I appreciate what Mike Petrilli’s trying to do in starting a conversation about the choices middle-class parents who settle in urban areas make around public education for their kids. Education policy debates tend to focus on issues of social justice for underserved low-income kids--as they should. But we also know that the long-term well-being of our cities depends on creating communities that can attract, retain, and support middle- and working-class families, as well as singles, young couples, the extraordinarily wealthy and very poor--and that is largely contingent on having a stock of urban schools to which middle class families are willing to send their kids. That’s one of the reasons I work on education reform issues in D.C.

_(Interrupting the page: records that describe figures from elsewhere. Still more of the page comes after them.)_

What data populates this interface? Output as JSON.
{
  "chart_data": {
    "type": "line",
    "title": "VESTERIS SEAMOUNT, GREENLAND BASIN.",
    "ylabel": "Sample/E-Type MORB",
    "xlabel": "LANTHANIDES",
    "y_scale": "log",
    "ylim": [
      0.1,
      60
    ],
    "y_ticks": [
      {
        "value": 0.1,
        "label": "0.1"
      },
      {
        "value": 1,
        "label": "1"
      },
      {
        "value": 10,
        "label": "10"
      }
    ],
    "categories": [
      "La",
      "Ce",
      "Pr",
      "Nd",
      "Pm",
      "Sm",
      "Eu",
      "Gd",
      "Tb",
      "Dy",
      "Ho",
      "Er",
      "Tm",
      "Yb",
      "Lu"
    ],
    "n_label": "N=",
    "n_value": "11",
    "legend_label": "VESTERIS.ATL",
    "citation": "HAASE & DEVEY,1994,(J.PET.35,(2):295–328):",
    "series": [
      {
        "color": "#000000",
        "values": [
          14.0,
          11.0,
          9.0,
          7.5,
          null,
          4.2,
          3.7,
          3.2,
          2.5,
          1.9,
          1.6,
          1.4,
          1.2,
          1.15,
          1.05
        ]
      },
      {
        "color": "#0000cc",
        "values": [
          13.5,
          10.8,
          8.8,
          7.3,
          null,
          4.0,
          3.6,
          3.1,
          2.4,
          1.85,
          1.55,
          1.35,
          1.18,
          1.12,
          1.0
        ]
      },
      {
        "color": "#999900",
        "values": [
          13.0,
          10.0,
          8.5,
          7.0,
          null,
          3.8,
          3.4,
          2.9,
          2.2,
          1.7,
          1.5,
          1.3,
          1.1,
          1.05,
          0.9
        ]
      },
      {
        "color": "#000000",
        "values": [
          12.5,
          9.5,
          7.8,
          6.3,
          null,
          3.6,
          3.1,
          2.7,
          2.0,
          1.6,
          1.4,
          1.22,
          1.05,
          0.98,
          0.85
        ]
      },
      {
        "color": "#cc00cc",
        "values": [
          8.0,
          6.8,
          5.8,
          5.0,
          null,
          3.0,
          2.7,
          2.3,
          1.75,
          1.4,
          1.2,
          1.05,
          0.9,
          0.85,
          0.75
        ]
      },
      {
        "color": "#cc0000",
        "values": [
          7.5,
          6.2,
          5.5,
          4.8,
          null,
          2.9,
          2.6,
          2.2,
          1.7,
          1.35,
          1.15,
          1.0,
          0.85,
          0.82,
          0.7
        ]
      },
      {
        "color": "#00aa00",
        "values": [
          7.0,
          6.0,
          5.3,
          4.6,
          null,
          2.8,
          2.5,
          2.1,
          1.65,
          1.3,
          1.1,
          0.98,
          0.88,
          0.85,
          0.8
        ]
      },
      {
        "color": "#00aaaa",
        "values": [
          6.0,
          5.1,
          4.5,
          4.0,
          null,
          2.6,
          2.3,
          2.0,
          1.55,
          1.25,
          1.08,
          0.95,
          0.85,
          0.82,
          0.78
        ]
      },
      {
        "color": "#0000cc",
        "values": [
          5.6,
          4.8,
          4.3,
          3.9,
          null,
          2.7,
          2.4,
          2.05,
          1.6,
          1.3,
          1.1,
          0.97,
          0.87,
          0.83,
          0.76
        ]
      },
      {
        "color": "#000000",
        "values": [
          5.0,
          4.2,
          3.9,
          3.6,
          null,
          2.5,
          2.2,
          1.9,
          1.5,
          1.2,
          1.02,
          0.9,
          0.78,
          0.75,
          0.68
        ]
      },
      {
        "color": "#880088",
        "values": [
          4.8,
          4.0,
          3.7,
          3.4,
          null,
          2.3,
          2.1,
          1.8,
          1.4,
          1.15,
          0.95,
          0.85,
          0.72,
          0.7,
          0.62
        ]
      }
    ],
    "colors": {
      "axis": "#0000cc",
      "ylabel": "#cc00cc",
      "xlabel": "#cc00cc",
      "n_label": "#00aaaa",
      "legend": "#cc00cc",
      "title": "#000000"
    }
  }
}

But.....I feel like there’s a big elephant in the room in this Washington Post story about Petrilli’s book and personal/family education decisions. Piney Branch, the school being held up as the “diverse” and more urban alternative, has 33% low-income students. That’s actually a lower percentage of low-income students than the national average. Nationally, 44% of children under age 18 live in low-income families, and over half of 4th graders are eligible for free- and reduced-price lunch. Nor is Piney Branch exactly an example of urban school failure: 93% of its 3rd graders were proficient in reading in 2011, and 92% proficient in math--both rates exceeding the Maryland state average.
None of this is to pick on Petrilli (although the Post could have presented the information about Piney Branch with a bit more context). Rather, if we are going to have honest conversations about diversity, integration, and segregation in public education, we all need to be honest and well-informed about what the demographics of our nation’s children actually look like.